Les différents sympathisants interrogés mercredi à Annonay s'identifient dans les valeurs de gauche, même si le mouvement se veut "apartisan", dénoncent le budget d'austérité voulu par le Premier ministre, défendent les services publics et s'inquiètent de la crise climatique. Une partie se méfie aussi des journalistes et des médias grand public – la présence de franceinfo à la rencontre a fait débat – qui pourraient décrédibiliser le mouvement, selon certains. "Dans le mouvement 'Indignons-nous' [le plus structuré au niveau national et local sur le réseau Telegram], il y a le mot dignité", dit Camille*, un ouvrier agricole. Il cite, parmi ses griefs, la guerre menée par Israël à Gaza ou la suppression de deux jours fériés proposée par François Bayrou.

"Viser ce qui symbolise la puissance économique"

C'est lui qui a ouvert l'assemblée populaire. Lui aussi qui propose, dans le groupe de parole dédié à l'organisation spécifique du 10 septembre, de "faire une agora" sur la place d'Annonay pour élargir le mouvement et parler aux curieux. "Des manifestations, on en fait tout le temps, et on voit bien que ça ne marche pas. Le but, c'est de bloquer, tout bloquer", suggère un militant. Une femme acquiesce, mais prévient : "Il faut penser à des actions contre le gouvernement, sinon on va juste faire mal aux gens." Certains proposent de bloquer le supermarché du coin, d'autres de ne pas emmener les enfants à l'école ce jour-là ou d'occuper les péages d'autoroute pour les rendre gratuits.

Des tracts rassemblent les idées issues de l'assemblée populaire organisée à Annonay (Ardèche), le 27 août 2025, en vue du mouvement "Bloquons tout le 10 septembre". (PAOLO PHILIPPE / FRANCEINFO)
Des tracts rassemblent les idées issues de l'assemblée populaire organisée à Annonay (Ardèche), le 27 août 2025, en vue du mouvement "Bloquons tout le 10 septembre". (PAOLO PHILIPPE / FRANCEINFO)

"Il faut viser ce qui symbolise la puissance économique", lance une voix dans l'assemblée, pendant qu'une femme propulsée animatrice distribue la parole et désigne ses camarades par un prénom ou un signe distinctif. "On essaie simplement de refaire de la politique par le bas, au niveau de nos communes", glisse Alexis* au sujet de cette première assemblée sans chef ni porte-parole, avec seulement quelques banderoles et des bombes de peinture en guise de matériel. "Car il n'y a pas grand-chose de démocratique dans notre système actuel", juge-t-il. "C'est déjà une prouesse que cette rencontre existe", estime celui qui travaille dans l'Education nationale et qui voit dans cette mobilisation une manière de dire stop à un monde "qui ressemble déjà à une dystopie".

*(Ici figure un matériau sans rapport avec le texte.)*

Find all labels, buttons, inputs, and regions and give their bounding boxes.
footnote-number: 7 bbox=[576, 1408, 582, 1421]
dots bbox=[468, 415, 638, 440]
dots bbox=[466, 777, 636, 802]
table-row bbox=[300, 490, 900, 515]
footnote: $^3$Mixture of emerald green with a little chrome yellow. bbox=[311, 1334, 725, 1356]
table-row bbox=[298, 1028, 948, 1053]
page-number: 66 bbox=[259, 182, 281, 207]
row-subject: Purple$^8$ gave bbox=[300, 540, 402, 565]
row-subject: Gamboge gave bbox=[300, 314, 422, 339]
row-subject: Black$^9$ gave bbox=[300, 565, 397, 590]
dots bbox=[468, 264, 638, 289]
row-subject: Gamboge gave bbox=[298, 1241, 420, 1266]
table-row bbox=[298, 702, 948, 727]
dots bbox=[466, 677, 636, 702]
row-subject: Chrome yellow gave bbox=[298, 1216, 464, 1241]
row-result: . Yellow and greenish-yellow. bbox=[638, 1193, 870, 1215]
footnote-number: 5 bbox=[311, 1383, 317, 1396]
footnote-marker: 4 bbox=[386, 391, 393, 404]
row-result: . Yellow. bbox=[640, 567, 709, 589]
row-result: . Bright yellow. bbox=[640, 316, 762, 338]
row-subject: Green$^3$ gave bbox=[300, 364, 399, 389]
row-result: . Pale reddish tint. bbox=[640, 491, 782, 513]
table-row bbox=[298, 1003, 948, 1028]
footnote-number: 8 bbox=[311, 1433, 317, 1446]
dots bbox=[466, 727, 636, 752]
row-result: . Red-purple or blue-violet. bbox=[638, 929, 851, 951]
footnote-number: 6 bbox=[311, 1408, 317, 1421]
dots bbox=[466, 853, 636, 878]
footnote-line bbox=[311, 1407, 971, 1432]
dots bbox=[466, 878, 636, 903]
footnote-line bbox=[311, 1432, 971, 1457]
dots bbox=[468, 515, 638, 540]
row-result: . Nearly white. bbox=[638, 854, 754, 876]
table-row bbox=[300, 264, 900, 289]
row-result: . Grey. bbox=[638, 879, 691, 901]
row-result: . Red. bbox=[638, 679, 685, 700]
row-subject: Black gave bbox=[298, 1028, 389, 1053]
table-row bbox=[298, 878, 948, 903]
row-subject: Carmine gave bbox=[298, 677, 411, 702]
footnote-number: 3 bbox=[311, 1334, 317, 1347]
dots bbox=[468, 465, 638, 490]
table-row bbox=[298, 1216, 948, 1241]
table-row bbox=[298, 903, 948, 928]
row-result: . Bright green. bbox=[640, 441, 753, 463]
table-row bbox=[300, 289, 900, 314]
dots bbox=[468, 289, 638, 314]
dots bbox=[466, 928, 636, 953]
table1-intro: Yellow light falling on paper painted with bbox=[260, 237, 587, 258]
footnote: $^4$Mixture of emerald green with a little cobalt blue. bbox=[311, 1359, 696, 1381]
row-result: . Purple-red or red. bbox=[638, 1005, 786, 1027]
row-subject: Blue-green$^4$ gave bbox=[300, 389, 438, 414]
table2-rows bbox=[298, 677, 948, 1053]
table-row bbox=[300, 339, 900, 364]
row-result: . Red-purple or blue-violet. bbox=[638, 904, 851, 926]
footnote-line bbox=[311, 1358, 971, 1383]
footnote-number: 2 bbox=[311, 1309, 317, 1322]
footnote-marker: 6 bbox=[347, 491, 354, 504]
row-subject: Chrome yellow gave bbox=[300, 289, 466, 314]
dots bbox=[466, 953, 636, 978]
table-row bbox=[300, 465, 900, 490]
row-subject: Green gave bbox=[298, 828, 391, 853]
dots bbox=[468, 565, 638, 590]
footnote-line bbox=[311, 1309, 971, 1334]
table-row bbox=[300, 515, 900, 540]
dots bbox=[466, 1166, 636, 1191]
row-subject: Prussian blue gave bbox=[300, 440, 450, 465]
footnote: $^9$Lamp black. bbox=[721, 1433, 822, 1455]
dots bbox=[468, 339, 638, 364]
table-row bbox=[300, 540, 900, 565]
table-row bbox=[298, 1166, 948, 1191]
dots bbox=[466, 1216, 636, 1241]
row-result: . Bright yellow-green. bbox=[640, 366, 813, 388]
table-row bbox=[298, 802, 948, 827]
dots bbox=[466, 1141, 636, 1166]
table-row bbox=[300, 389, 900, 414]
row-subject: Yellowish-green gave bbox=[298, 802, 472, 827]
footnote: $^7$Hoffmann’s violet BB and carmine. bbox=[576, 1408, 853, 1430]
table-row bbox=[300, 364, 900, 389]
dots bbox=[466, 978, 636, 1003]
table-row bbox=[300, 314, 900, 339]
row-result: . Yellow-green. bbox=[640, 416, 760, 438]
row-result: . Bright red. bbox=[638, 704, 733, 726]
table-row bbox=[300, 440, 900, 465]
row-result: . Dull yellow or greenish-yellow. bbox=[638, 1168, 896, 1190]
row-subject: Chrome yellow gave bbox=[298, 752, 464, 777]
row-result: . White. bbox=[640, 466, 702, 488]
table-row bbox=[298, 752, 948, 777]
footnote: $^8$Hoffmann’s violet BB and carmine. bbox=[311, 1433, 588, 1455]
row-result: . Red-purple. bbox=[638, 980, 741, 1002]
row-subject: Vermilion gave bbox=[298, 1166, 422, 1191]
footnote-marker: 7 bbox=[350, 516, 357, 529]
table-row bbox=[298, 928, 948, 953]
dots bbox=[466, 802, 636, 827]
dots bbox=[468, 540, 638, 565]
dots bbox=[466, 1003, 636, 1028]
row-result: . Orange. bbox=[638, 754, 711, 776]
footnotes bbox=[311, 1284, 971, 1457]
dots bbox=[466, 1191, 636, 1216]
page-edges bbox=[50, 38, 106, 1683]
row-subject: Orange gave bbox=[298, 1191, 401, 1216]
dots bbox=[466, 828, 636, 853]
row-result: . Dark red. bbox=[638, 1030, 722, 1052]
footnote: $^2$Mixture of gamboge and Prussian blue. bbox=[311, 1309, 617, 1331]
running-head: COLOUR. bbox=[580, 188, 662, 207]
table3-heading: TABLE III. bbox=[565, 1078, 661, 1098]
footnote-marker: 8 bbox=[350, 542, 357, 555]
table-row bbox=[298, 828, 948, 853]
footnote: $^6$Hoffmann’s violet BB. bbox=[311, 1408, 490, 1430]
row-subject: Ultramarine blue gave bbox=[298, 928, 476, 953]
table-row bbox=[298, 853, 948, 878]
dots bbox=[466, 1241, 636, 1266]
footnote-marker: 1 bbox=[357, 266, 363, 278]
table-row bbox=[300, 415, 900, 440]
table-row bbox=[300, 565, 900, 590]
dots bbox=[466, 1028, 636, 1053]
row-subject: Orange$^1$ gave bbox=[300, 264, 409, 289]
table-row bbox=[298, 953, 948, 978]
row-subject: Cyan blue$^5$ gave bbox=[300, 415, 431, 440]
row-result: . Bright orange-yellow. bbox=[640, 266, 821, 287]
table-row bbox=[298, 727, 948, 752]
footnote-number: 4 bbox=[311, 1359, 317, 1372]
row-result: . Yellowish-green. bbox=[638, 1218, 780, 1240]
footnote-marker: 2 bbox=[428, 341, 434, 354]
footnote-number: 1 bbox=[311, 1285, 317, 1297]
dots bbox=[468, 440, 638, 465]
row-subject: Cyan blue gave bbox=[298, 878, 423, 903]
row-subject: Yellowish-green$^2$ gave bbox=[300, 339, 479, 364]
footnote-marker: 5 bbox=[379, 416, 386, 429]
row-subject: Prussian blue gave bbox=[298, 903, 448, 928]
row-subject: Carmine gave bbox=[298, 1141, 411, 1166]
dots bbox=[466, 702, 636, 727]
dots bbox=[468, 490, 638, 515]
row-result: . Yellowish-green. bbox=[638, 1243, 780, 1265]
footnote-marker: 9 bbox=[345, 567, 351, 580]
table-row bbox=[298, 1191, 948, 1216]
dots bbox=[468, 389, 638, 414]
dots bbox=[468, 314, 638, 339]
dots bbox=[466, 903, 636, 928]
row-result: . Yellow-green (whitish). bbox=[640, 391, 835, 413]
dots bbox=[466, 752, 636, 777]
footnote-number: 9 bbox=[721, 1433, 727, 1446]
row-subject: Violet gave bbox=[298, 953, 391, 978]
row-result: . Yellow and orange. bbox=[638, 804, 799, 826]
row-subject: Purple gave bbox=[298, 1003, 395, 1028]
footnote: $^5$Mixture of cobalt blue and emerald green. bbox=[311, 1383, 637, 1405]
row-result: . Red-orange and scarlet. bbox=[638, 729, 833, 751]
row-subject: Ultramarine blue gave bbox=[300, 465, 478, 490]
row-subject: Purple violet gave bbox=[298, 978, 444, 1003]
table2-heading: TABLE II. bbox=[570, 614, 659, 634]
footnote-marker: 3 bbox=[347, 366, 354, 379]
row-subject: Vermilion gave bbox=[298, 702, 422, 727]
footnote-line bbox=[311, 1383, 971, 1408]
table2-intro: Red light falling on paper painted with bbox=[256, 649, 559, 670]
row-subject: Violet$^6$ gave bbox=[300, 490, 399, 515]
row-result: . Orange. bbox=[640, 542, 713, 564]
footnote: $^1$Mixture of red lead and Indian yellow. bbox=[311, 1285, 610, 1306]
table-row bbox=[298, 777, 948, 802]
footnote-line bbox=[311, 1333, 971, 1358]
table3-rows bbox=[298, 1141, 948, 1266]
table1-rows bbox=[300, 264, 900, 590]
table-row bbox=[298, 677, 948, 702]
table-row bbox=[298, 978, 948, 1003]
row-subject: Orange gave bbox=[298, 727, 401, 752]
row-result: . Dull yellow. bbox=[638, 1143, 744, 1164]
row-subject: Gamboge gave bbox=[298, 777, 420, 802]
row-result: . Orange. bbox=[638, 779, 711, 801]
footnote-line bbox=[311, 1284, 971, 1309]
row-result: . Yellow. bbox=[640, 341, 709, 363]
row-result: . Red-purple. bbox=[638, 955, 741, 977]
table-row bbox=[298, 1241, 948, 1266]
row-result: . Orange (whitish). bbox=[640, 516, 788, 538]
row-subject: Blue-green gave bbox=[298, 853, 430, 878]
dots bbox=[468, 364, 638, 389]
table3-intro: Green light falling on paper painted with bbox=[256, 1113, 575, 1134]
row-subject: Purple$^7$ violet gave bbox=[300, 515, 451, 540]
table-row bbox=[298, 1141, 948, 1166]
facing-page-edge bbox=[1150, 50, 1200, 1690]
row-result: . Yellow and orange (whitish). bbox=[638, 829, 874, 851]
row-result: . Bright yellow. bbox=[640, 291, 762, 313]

"On nous dit que la guerre se prépare, la pauvreté explose, les vagues de chaleur s'accumulent et les inégalités se creusent. Alors cette colère, on va essayer d'en faire quelque chose."

Alexis*

à franceinfo

Le prochain rendez-vous a été fixé à samedi, le troisième mercredi prochain. Objectif : continuer à définir les grandes lignes du mouvement et préciser les revendications. D'ici là, le collectif ardéchois se retrouvera sur les messageries privées pour débriefer cette première rencontre. "Le 10 septembre, c'est juste un début", prévient Titouan, 17 ans.